Trick #1: Talk About What’s Fair
Chances are, playground life has already made your students develop some strong ideas about what’s fair during gameplay. Encourage students to talk about what this idea means to them, sharing specific examples such as taking turns and waiting patiently while another player makes his or her move.
Ask students about what’s fair during individual game play, too. For example, is it fair for someone who’s already completed a level of a video game to share how to win? Why or why not? Use students’ ideas to formulate some basic ground rules about gameplay in your classroom.
Trick #2: Let Students Solve Their Own Disputes
While disagreements are a natural part of gameplay (even grown-ups can get combative during a heated game of Monopoly), the key is learning to solve these disputes without calling for the teacher’s attention. As a class, you might create a path for students to follow if a problem arises. For example: 1) Explain how you are feeling using “I” statements. 2) Let the other player state his or her opinions. 3) See if you can come to an agreement. You might appoint peer mediators to handle issues that students can’t resolve on their own.
Trick #3: Create a System For Taking Turns
When you only have one iPad or a single edition of a student-made board game about Egypt, you need a fair and clear policy for making sure that everyone gets a chance to play. We like the app Teacher’s Pick which lets you call on students randomly.

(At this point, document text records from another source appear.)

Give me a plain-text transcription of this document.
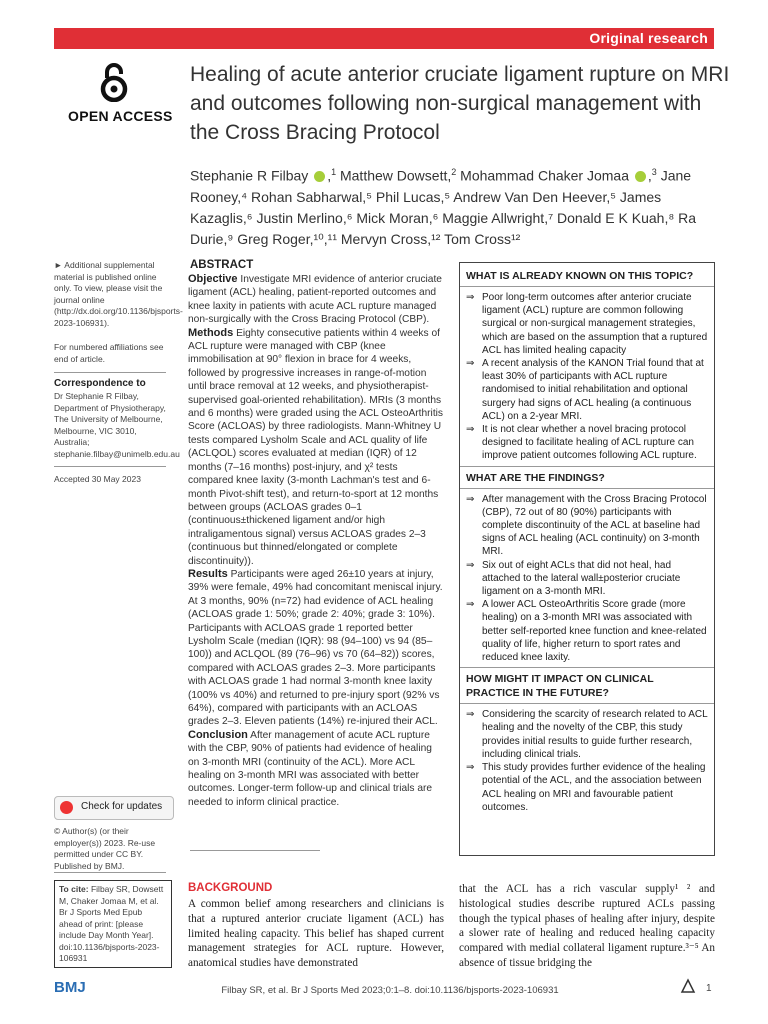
Original research
OPEN ACCESS
Healing of acute anterior cruciate ligament rupture on MRI and outcomes following non-surgical management with the Cross Bracing Protocol
Stephanie R Filbay ,$^1$ Matthew Dowsett,$^2$ Mohammad Chaker Jomaa ,$^3$ Jane Rooney,⁴ Rohan Sabharwal,⁵ Phil Lucas,⁵ Andrew Van Den Heever,⁵ James Kazaglis,⁶ Justin Merlino,⁶ Mick Moran,⁶ Maggie Allwright,⁷ Donald E K Kuah,⁸ Ra Durie,⁹ Greg Roger,¹⁰,¹¹ Mervyn Cross,¹² Tom Cross¹²
► Additional supplemental material is published online only. To view, please visit the journal online (http://dx.doi.org/10.1136/bjsports-2023-106931).
For numbered affiliations see end of article.
Correspondence to
Dr Stephanie R Filbay, Department of Physiotherapy, The University of Melbourne, Melbourne, VIC 3010, Australia; stephanie.filbay@unimelb.edu.au
Accepted 30 May 2023
Check for updates
© Author(s) (or their employer(s)) 2023. Re-use permitted under CC BY. Published by BMJ.
To cite: Filbay SR, Dowsett M, Chaker Jomaa M, et al. Br J Sports Med Epub ahead of print: [please include Day Month Year]. doi:10.1136/bjsports-2023-106931
ABSTRACT
Objective Investigate MRI evidence of anterior cruciate ligament (ACL) healing, patient-reported outcomes and knee laxity in patients with acute ACL rupture managed non-surgically with the Cross Bracing Protocol (CBP).
Methods Eighty consecutive patients within 4 weeks of ACL rupture were managed with CBP (knee immobilisation at 90° flexion in brace for 4 weeks, followed by progressive increases in range-of-motion until brace removal at 12 weeks, and physiotherapist-supervised goal-oriented rehabilitation). MRIs (3 months and 6 months) were graded using the ACL OsteoArthritis Score (ACLOAS) by three radiologists. Mann-Whitney U tests compared Lysholm Scale and ACL quality of life (ACLQOL) scores evaluated at median (IQR) of 12 months (7–16 months) post-injury, and χ² tests compared knee laxity (3-month Lachman's test and 6-month Pivot-shift test), and return-to-sport at 12 months between groups (ACLOAS grades 0–1 (continuous±thickened ligament and/or high intraligamentous signal) versus ACLOAS grades 2–3 (continuous but thinned/elongated or complete discontinuity)).
Results Participants were aged 26±10 years at injury, 39% were female, 49% had concomitant meniscal injury. At 3 months, 90% (n=72) had evidence of ACL healing (ACLOAS grade 1: 50%; grade 2: 40%; grade 3: 10%). Participants with ACLOAS grade 1 reported better Lysholm Scale (median (IQR): 98 (94–100) vs 94 (85–100)) and ACLQOL (89 (76–96) vs 70 (64–82)) scores, compared with ACLOAS grades 2–3. More participants with ACLOAS grade 1 had normal 3-month knee laxity (100% vs 40%) and returned to pre-injury sport (92% vs 64%), compared with participants with an ACLOAS grades 2–3. Eleven patients (14%) re-injured their ACL.
Conclusion After management of acute ACL rupture with the CBP, 90% of patients had evidence of healing on 3-month MRI (continuity of the ACL). More ACL healing on 3-month MRI was associated with better outcomes. Longer-term follow-up and clinical trials are needed to inform clinical practice.
WHAT IS ALREADY KNOWN ON THIS TOPIC?
⇒ Poor long-term outcomes after anterior cruciate ligament (ACL) rupture are common following surgical or non-surgical management strategies, which are based on the assumption that a ruptured ACL has limited healing capacity
⇒ A recent analysis of the KANON Trial found that at least 30% of participants with ACL rupture randomised to initial rehabilitation and optional surgery had signs of ACL healing (a continuous ACL) on a 2-year MRI.
⇒ It is not clear whether a novel bracing protocol designed to facilitate healing of ACL rupture can improve patient outcomes following ACL rupture.
WHAT ARE THE FINDINGS?
⇒ After management with the Cross Bracing Protocol (CBP), 72 out of 80 (90%) participants with complete discontinuity of the ACL at baseline had signs of ACL healing (ACL continuity) on 3-month MRI.
⇒ Six out of eight ACLs that did not heal, had attached to the lateral wall±posterior cruciate ligament on a 3-month MRI.
⇒ A lower ACL OsteoArthritis Score grade (more healing) on a 3-month MRI was associated with better self-reported knee function and knee-related quality of life, higher return to sport rates and reduced knee laxity.
HOW MIGHT IT IMPACT ON CLINICAL PRACTICE IN THE FUTURE?
⇒ Considering the scarcity of research related to ACL healing and the novelty of the CBP, this study provides initial results to guide further research, including clinical trials.
⇒ This study provides further evidence of the healing potential of the ACL, and the association between ACL healing on MRI and favourable patient outcomes.
BACKGROUND
A common belief among researchers and clinicians is that a ruptured anterior cruciate ligament (ACL) has limited healing capacity. This belief has shaped current management strategies for ACL rupture. However, anatomical studies have demonstrated
that the ACL has a rich vascular supply¹ ² and histological studies describe ruptured ACLs passing though the typical phases of healing after injury, despite a slower rate of healing and reduced healing capacity compared with medial collateral ligament rupture.³⁻⁵ An absence of tissue bridging the
BMJ	Filbay SR, et al. Br J Sports Med 2023;0:1–8. doi:10.1136/bjsports-2023-106931	1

Or you can make an old-school chart that shows the various games and stations in your room and students can rotate through.
Trick #4: Establish Gameplay as a Privilege
Because gameplay is typically a fun and interactive way to learn the material, students should be expected to stay on task and not abuse the increased freedoms that come from a more open classroom environment. If a student is goofing off while he or she is supposed to be playing a board game or browsing unrelated websites online, try providing the student with a more directed activity, such as a worksheet, until the end of the session.
Trick #5: Keep the Focus Off Winning and Losing
When it’s possible, focus on students’ individual progress toward a goal rather than the winners or losers of a game. That doesn’t mean you have to ban winning and losing completely—that isn’t reflective of true gameplay or of real life. But no matter the outcome, talk about what all players can do better next time. After all, real winners don’t sit around basking in their glory—they constantly seek ways to improve.
Question for you: How do you keep things running smoothly during classroom gameplay?